Sukses


Pertumbuhan Properti 2016 Mengalami Perlambatan

Sebuah data menunjukkan bahwa perkembangan properti di Jakarta mengalami perlambatan pada quartal 1 tahun 2016.

Liputan6.com, Jakarta Sebuah data menunjukkan bahwa perkembangan properti di Jakarta mengalami perlambatan pada quartal 1 tahun 2016. Segmentasi properti tersebut mencakup gedung perkantoran, residensial, ritel dan komersial.

Ferry Salanto, Associate Director Research Colliers International dilansir dari laman Rumah.com, mengatakan perlambatan ini ditinjau dari kondisi 2015 hingga 2016, yang menurun siginifikan sebesar 15%. Menurutnya, trend penurunan ini serupa dengan yang terjadi 2015.

“Kondisi itu dikarenakan harga properti saat ini tinggi, sedangkan harga sewa mengalami penurunan. Pemilik properti, akhirnya memutuskan membuat penawaran yang gila-gilaan, seperti diskon besar-besaran,” ujarnya.

“Bayangkan, harga untuk harga sewa perkantoran saja saat ini dipatok sebesar Rp200 Ribu-Rp300 Ribu per meter persegi,” ia menambahkan.

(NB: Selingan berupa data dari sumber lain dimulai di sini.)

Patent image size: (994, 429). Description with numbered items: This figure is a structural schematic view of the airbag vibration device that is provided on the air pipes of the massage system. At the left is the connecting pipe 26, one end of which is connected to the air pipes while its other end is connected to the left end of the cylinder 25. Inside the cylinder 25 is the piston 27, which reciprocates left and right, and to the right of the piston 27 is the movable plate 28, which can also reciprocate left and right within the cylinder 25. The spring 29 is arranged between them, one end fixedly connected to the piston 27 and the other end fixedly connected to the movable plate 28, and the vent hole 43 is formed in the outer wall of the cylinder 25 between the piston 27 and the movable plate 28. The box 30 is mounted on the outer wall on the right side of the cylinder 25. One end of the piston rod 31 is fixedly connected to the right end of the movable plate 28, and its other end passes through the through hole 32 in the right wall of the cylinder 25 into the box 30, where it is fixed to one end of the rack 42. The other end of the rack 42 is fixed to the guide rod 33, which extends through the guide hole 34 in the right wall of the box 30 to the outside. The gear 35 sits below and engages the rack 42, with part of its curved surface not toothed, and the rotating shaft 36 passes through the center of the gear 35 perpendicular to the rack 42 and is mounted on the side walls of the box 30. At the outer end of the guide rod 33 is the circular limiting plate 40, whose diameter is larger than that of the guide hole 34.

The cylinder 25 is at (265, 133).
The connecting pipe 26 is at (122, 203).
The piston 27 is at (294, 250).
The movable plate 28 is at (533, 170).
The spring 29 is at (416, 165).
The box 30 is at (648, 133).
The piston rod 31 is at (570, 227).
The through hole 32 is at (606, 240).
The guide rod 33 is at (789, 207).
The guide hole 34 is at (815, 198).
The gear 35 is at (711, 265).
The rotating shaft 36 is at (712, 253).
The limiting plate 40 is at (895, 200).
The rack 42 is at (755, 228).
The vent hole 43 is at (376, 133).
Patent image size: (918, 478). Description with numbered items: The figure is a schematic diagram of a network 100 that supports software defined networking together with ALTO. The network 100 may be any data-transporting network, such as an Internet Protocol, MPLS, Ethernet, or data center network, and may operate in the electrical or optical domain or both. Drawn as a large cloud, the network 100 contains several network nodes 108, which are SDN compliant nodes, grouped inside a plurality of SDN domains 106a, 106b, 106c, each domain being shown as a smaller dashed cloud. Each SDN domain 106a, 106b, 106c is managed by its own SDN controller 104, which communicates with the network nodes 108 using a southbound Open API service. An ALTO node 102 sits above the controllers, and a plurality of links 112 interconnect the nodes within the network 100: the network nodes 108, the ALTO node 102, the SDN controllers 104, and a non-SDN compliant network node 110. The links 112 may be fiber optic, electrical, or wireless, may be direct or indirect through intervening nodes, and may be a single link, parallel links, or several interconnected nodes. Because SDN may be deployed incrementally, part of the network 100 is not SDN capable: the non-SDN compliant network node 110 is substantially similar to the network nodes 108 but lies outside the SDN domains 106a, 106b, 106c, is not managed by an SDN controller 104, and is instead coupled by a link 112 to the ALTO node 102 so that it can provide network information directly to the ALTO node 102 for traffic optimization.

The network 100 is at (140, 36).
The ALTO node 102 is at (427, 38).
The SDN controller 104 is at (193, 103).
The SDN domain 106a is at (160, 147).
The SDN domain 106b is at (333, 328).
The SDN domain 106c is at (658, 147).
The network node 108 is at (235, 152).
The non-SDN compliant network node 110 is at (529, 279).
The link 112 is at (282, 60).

Meski mengalami perlambatan, Ferry juga mengatakan, khusus perkantoran di kawasan CBD akan mengalami kenaikan harga sewa sebesar dua kali lipat dari harga sewa saat ini. Rentan tahun 2015 – 2018 , harga sewa akan diperkirakan meningkat menjadi Rp500 ribu-Rp600 ribu meter persegi.

“Kenaikan tersebut jelas dipengaruhi dengan adanya pembangunan infrastruktur Mass Rapid Transit (MRT) yang akan mendukung revitaliasi bangunan perkantoran. Bahkan, nanti akan ada penawaran sebanyak 2,1 juta meter persegi bangunan perkantoran tambahan di kawasan CBD di 2019,” jelas Ferry.

Di luar kawasan CBD, kondisi beberapa proyek gedung perkantoran mengalami perubahan jadwal penyelesaian.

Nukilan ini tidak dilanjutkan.